Het is belangrijk om te weten dat geen enkele 18-jarige de school verlaat als een functionele analfabeet. Sommige 8-jarigen of 10-jarigen zijn het, maar als ze de school verlaten, zijn ze niet meer te onderscheiden van andere kinderen.

Elke les op de Sudbury Valley school begint bij een persoon of een groepje dat besluit dat ze iets specifiek willen leren, zoals wiskunde, Frans, boetseren, …Meestal zoeken ze zelf uit hoe het in elkaar zit. Indien dit niet lukt, zoeken ze iemand die hen kan helpen, een oudere leerling of een begeleider. Met deze persoon sluiten ze een overeenkomst, de vragers worden de leerlingen, de helper wordt leraar, er is nu een klas gevormd en men krijgt ‘les’. Zo beschrijft Greenberg (2003), die eerst natuurwetenschappen en wiskunde doceerde in het regulier onderwijs, dat hij aan een groep kinderen, variërend tussen 9 en 12 jaar, op 20 weken, de gehele wiskunde aanleerde van de 6 jaar basisschool. ‘Twee maal in de week kwam het groepje voor 20 minuten samen bij de begeleider voor uitleg van nieuwe rekenmethoden en vertrokken dan met hun handen vol met huiswerk, dat ze gretig maakte tegen de volgende les. De leerlingen hadden hem zelf benaderd en wilden leren rekenen.’ ‘Volgens zijn collega Alan White (specialist in elementaire wiskunde op overheidsscholen) duurt het in reguliere scholen langer: niet omdat de leerstof zo moeilijk is, maar de leerstof wordt in de hoofden gestampt bij kinderen die een hekel hebben aan iedere stap. Dat maakt het leren van wiskunde moeilijk. En dit is wat men doet, de leerstof erin hameren, beetje bij beetje, dag na dag, jarenlang, en dan werkt het bij sommige nog niet.’

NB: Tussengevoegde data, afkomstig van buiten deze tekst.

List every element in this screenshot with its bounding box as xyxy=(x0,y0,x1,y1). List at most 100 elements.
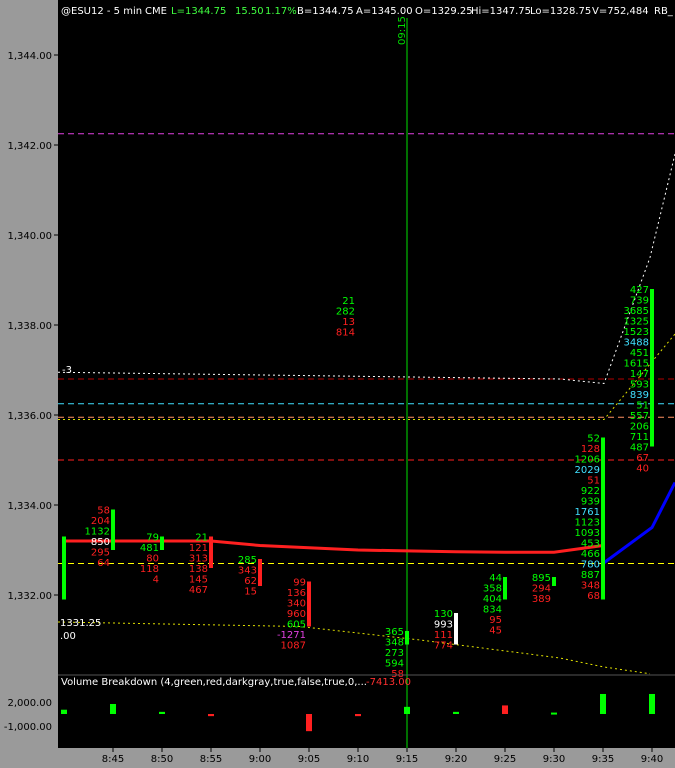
footprint-value: 21 xyxy=(342,296,355,307)
footprint-value: 44 xyxy=(489,573,502,584)
price-bar xyxy=(258,559,262,586)
time-tick-label: 8:55 xyxy=(200,754,222,765)
time-tick-label: 9:20 xyxy=(445,754,467,765)
footprint-value: 206 xyxy=(630,422,649,433)
footprint-value: 774 xyxy=(434,641,453,652)
volume-bar xyxy=(306,714,312,732)
footprint-value: 340 xyxy=(287,599,306,610)
time-tick-label: 9:00 xyxy=(249,754,271,765)
time-tick-label: 9:05 xyxy=(298,754,320,765)
footprint-value: 285 xyxy=(238,555,257,566)
footprint-value: 95 xyxy=(489,615,502,626)
footprint-value: 294 xyxy=(532,584,551,595)
price-bar xyxy=(111,509,115,550)
footprint-value: 4 xyxy=(153,575,159,586)
footprint-value: 121 xyxy=(189,543,208,554)
volume-tick-upper: 2,000.00 xyxy=(7,698,52,709)
footprint-value: 487 xyxy=(630,443,649,454)
header-bid: B=1344.75 xyxy=(297,6,354,17)
footprint-value: 1615 xyxy=(624,359,649,370)
header-symbol: @ESU12 - 5 min xyxy=(61,6,142,17)
footprint-value: 453 xyxy=(581,539,600,550)
volume-bar xyxy=(404,706,410,714)
footprint-value: 136 xyxy=(287,588,306,599)
footprint-value: 80 xyxy=(146,554,159,565)
volume-panel-value: -7413.00 xyxy=(366,677,411,688)
price-bar xyxy=(650,289,654,447)
footprint-value: 130 xyxy=(434,609,453,620)
footprint-value: 389 xyxy=(532,594,551,605)
footprint-value: 62 xyxy=(244,576,257,587)
volume-bar xyxy=(61,709,67,714)
price-bar xyxy=(503,577,507,600)
price-chart[interactable]: @ESU12 - 5 min CME L=1344.75 15.50 1.17%… xyxy=(0,0,675,768)
price-tick-label: 1,338.00 xyxy=(7,321,52,332)
footprint-value: 348 xyxy=(385,638,404,649)
price-tick-label: 1,336.00 xyxy=(7,411,52,422)
price-bar xyxy=(552,577,556,586)
footprint-value: 939 xyxy=(581,497,600,508)
price-bar xyxy=(454,613,458,645)
header-change: 15.50 xyxy=(235,6,264,17)
footprint-value: 814 xyxy=(336,328,355,339)
time-tick-label: 9:10 xyxy=(347,754,369,765)
header-extra: RB_ xyxy=(654,6,674,17)
header-ask: A=1345.00 xyxy=(356,6,413,17)
volume-bar xyxy=(600,693,606,714)
price-bar xyxy=(62,536,66,600)
footprint-value: 128 xyxy=(581,444,600,455)
footprint-value: 466 xyxy=(581,549,600,560)
footprint-value: 839 xyxy=(630,390,649,401)
price-tick-label: 1,342.00 xyxy=(7,141,52,152)
footprint-value: 343 xyxy=(238,566,257,577)
prev-close-sub-label: .00 xyxy=(60,631,76,642)
header-volume: V=752,484 xyxy=(592,6,649,17)
footprint-value: 427 xyxy=(630,285,649,296)
time-tick-label: 9:40 xyxy=(641,754,663,765)
footprint-value: 993 xyxy=(434,620,453,631)
price-bar xyxy=(601,437,605,600)
time-tick-label: 8:45 xyxy=(102,754,124,765)
footprint-value: 64 xyxy=(97,558,110,569)
header-exchange: CME xyxy=(145,6,167,17)
time-tick-label: 8:50 xyxy=(151,754,173,765)
footprint-value: 1206 xyxy=(575,455,600,466)
price-tick-label: 1,332.00 xyxy=(7,591,52,602)
footprint-value: 711 xyxy=(630,432,649,443)
volume-bar xyxy=(355,714,361,717)
footprint-value: 99 xyxy=(293,578,306,589)
footprint-value: 557 xyxy=(630,411,649,422)
header-change-pct: 1.17% xyxy=(265,6,297,17)
header-last: L=1344.75 xyxy=(171,6,226,17)
footprint-value: -1271 xyxy=(277,630,306,641)
footprint-value: 295 xyxy=(91,548,110,559)
volume-bar xyxy=(502,705,508,714)
prev-close-label: 1331.25 xyxy=(60,618,101,629)
footprint-value: 204 xyxy=(91,516,110,527)
header: @ESU12 - 5 min CME L=1344.75 15.50 1.17%… xyxy=(61,6,674,17)
footprint-value: 138 xyxy=(189,564,208,575)
price-tick-label: 1,340.00 xyxy=(7,231,52,242)
footprint-value: 147 xyxy=(630,369,649,380)
footprint-value: 51 xyxy=(636,401,649,412)
volume-bar xyxy=(649,693,655,714)
footprint-value: 922 xyxy=(581,486,600,497)
footprint-value: 273 xyxy=(385,648,404,659)
footprint-value: 1087 xyxy=(281,641,306,652)
footprint-value: 58 xyxy=(97,506,110,517)
price-bar xyxy=(307,581,311,627)
footprint-value: 404 xyxy=(483,594,502,605)
header-open: O=1329.25 xyxy=(415,6,473,17)
price-bar xyxy=(209,536,213,568)
footprint-value: 3488 xyxy=(624,338,649,349)
volume-bar xyxy=(110,703,116,714)
price-axis-panel xyxy=(0,0,58,768)
footprint-value: 282 xyxy=(336,307,355,318)
footprint-value: 1523 xyxy=(624,327,649,338)
footprint-value: 467 xyxy=(189,585,208,596)
footprint-value: 111 xyxy=(434,630,453,641)
footprint-value: 358 xyxy=(483,584,502,595)
footprint-value: 67 xyxy=(636,453,649,464)
time-tick-label: 9:30 xyxy=(543,754,565,765)
header-high: Hi=1347.75 xyxy=(471,6,531,17)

Er wordt in de Sudbury Valley school veel geleerd op gebied van huishoudkunde, koken, opvoeden, inclusief omgaan met geld/budget. Op dit gebied zijn kennis en zelfredzaamheid nodig om te kunnen overleven. Deze onderwerpen hebben niets met leeftijd of geslacht te maken, laat staan met een toekomstige carrière. De lijst van onderwerpen die leerlingen leren is oneindig lang: schrijven, management, schilderen, de werelddelen leren, ze bestrijken een breed spectrum van conventionele en onconventionele vakken.

‘Critici zijn van mening dat als je een kind laat kiezen, deze zal kiezen voor de weg met de minste weerstand.’ Niets is volgens Greenberg (2003) minder waar: kinderen hebben de capaciteit om hun eigen zwakke kanten te zien als een uitdaging om aan te werken. Een onhandig stuntelend kind gaat de hele dag sporten, een kind dat slecht is in wiskunde verdiept zich op rekenen en algebra. Ieder kind speelt/leert vanuit een ijzeren wilskracht om de wereld te begrijpen of om een probleem te kunnen oplossen vanuit zijn eigen kunnen, de sterke en zwakke kanten.

b

Hoe moet iets aangeleerd worden?

1. De vier niveaus van leren

‘De essentie van leren is betekenisgeving. De lerende geeft betekenis aan de wereld om zich heen en aan zichzelf in die wereld, daarbij geholpen door anderen. Leren vindt echter altijd en overal plaats, op vele manieren. Meer en minder spontane manieren van leren onderscheidt Bolhuis globaal in: leren door directe ervaring, leren door sociale interactie, leren door het verwerken van theorie (studeren) en leren door nadenken.’ (Bolhuis, 2004)

Hieronder worden deze manieren kort toegelicht en gelinkt aan leermethoden in het mensgericht onderwijs:

Leren door directe ervaringen:

‘Leren door directe ervaringen is leren door het meemaken of ondergedompeld worden in een omgeving. Deze blootstelling kan een weinig bewust en langdurig proces zijn maar ook een plotse bewuste ervaring. Het lijkt een passieve manier van leren maar de effecten kunnen zeer indringend zijn.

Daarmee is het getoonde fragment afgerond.